The ERO Enterprise — including NERC, the regional entities and all North American transmitting utilities — has been working on the ITCS since Congress mandated the study in the Fiscal Responsibility Act. Under the FRA, NERC must file the finished report with FERC by December. The study includes “significant collaboration” with a host of additional stakeholders, including transmission planners, owners and operators; planning coordinators; state, provincial and federal partners; utilities; and trade groups.
The Transfer Capability Analysis released Aug. 28 represents Part 1 of the ITCS, following the publication of NERC’s Overview of Study Need and Approach in July. (See NERC Promises 1st ITCS Results by August.) Results from this installment will be used for Part 2, a draft of which is scheduled to be released in November and will recommend prudent additions to transfer capability that could strengthen grid reliability.
Part 3, laying out recommendations to meet and maintain total transfer capability, is expected to be released in draft form in November as well. A final installment focusing on Canada is to be published in the first quarter of 2025.
The transfer capability analysis covered two different base cases: one based on summer 2024, the other on winter 2024/25. NERC used the transmission planning regions identified in FERC Order 1000 as a starting point for studying transfer capacity, as required in the FRA. The project team further subdivided these regions in some cases to account for the geographic variations and resulting internal transfer constraints in some areas.
Performing the transfer analysis involved simulating unplanned outages of various system elements during transfer analysis to discover the point at which the grid could not maintain reliability. The last step prior to a reliability issue was labeled the first contingency incremental transfer capability. This was added to the base transfer level, derived from scheduled interchange tables for each study case, to arrive at the total transfer capability of each.

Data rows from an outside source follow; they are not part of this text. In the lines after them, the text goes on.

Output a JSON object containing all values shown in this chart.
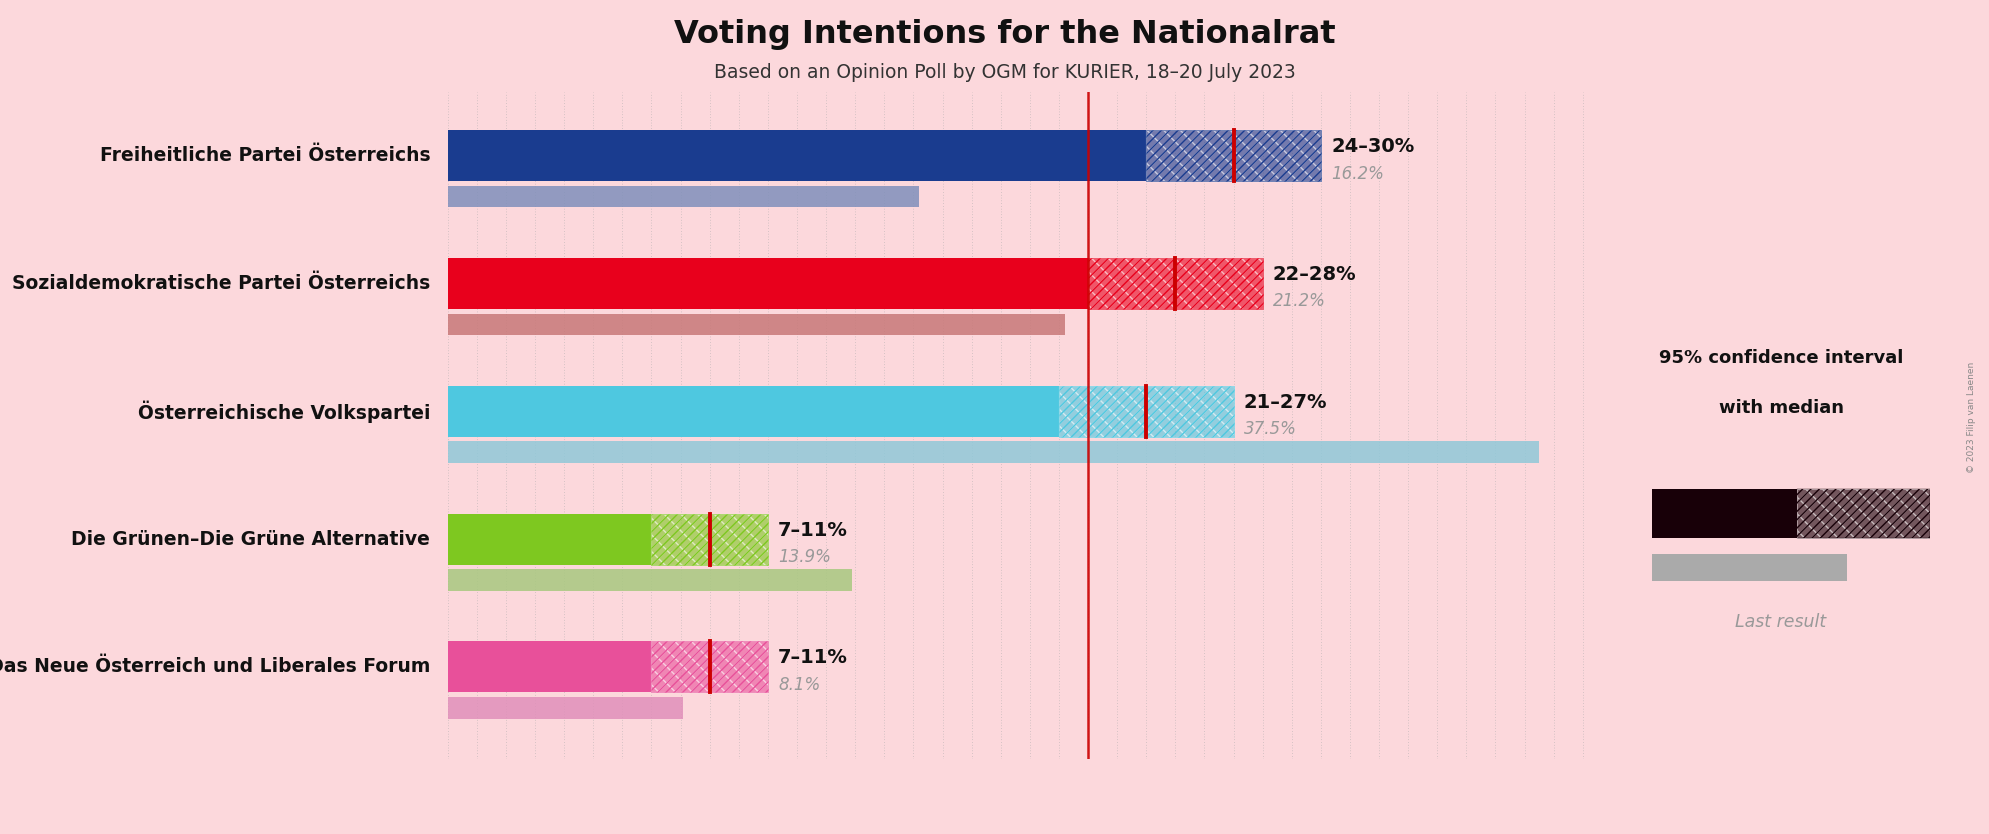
{
  "title": "Voting Intentions for the Nationalrat",
  "subtitle": "Based on an Opinion Poll by OGM for KURIER, 18–20 July 2023",
  "background_color": "#fcd8dc",
  "parties": [
    {
      "name": "Freiheitliche Partei Österreichs",
      "color": "#1a3c8f",
      "last_color": "#8090bb",
      "ci_low": 24,
      "ci_high": 30,
      "median": 27,
      "last_result": 16.2,
      "label": "24–30%",
      "last_label": "16.2%"
    },
    {
      "name": "Sozialdemokratische Partei Österreichs",
      "color": "#e8001c",
      "last_color": "#c87878",
      "ci_low": 22,
      "ci_high": 28,
      "median": 25,
      "last_result": 21.2,
      "label": "22–28%",
      "last_label": "21.2%"
    },
    {
      "name": "Österreichische Volkspartei",
      "color": "#4ec8e0",
      "last_color": "#90c8d8",
      "ci_low": 21,
      "ci_high": 27,
      "median": 24,
      "last_result": 37.5,
      "label": "21–27%",
      "last_label": "37.5%"
    },
    {
      "name": "Die Grünen–Die Grüne Alternative",
      "color": "#7ec820",
      "last_color": "#a8c880",
      "ci_low": 7,
      "ci_high": 11,
      "median": 9,
      "last_result": 13.9,
      "label": "7–11%",
      "last_label": "13.9%"
    },
    {
      "name": "NEOS–Das Neue Österreich und Liberales Forum",
      "color": "#e8509a",
      "last_color": "#e090ba",
      "ci_low": 7,
      "ci_high": 11,
      "median": 9,
      "last_result": 8.1,
      "label": "7–11%",
      "last_label": "8.1%"
    }
  ],
  "x_max": 40,
  "global_red_line": 22,
  "median_line_color": "#cc0000",
  "label_color": "#111111",
  "last_label_color": "#999999",
  "copyright_text": "© 2023 Filip van Laenen",
  "legend_ci_text1": "95% confidence interval",
  "legend_ci_text2": "with median",
  "legend_last_text": "Last result"
}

The study found that transfer capability “varies seasonally and under different system conditions [and] cannot be represented by a single number.” A map shared by the team showed that winter and summer transfer capabilities are closely matched in some cases — such as Washington to Oregon, which shows just a 200-MW difference between seasons — while other cases exhibit a wide disparity.
For the link between California South and the Wasatch Front, for example, the transfer capacity in summer was reported as 6 GW, as opposed to just 1 GW in winter. MISO West reportedly could transfer 8 GW to PJM West in winter, but just 2.5 GW in summer.
Other areas indicated no transfer capabilities in one season at all. SERC Florida was recorded as having a capacity of 1.3 GW into SERC Southeast in summer and none in winter, while California North reported a transfer capability to Oregon of 2.5 GW in winter and nothing in summer.
NERC said transfer capabilities tended to be higher in the West Coast, Great Lakes and Mid-Atlantic areas, and lower in the Rocky Mountain states, Great Plains, Southeast and Northeast. Limited transfer capability exists between interconnections. This installment includes transfer capabilities from Canada into the U.S., but not the other way around; Part 4 will cover transfer capabilities from the U.S. to Canada and between Canadian provinces.
In a media release, NERC warned that Part 1 should not be taken as a measure of energy adequacy in itself, but rather as simply a statement of the “magnitude of transfer capability.” That will be examined when NERC explores prudent additions “based on a holistic view of transmission and resource availability” in Part 2.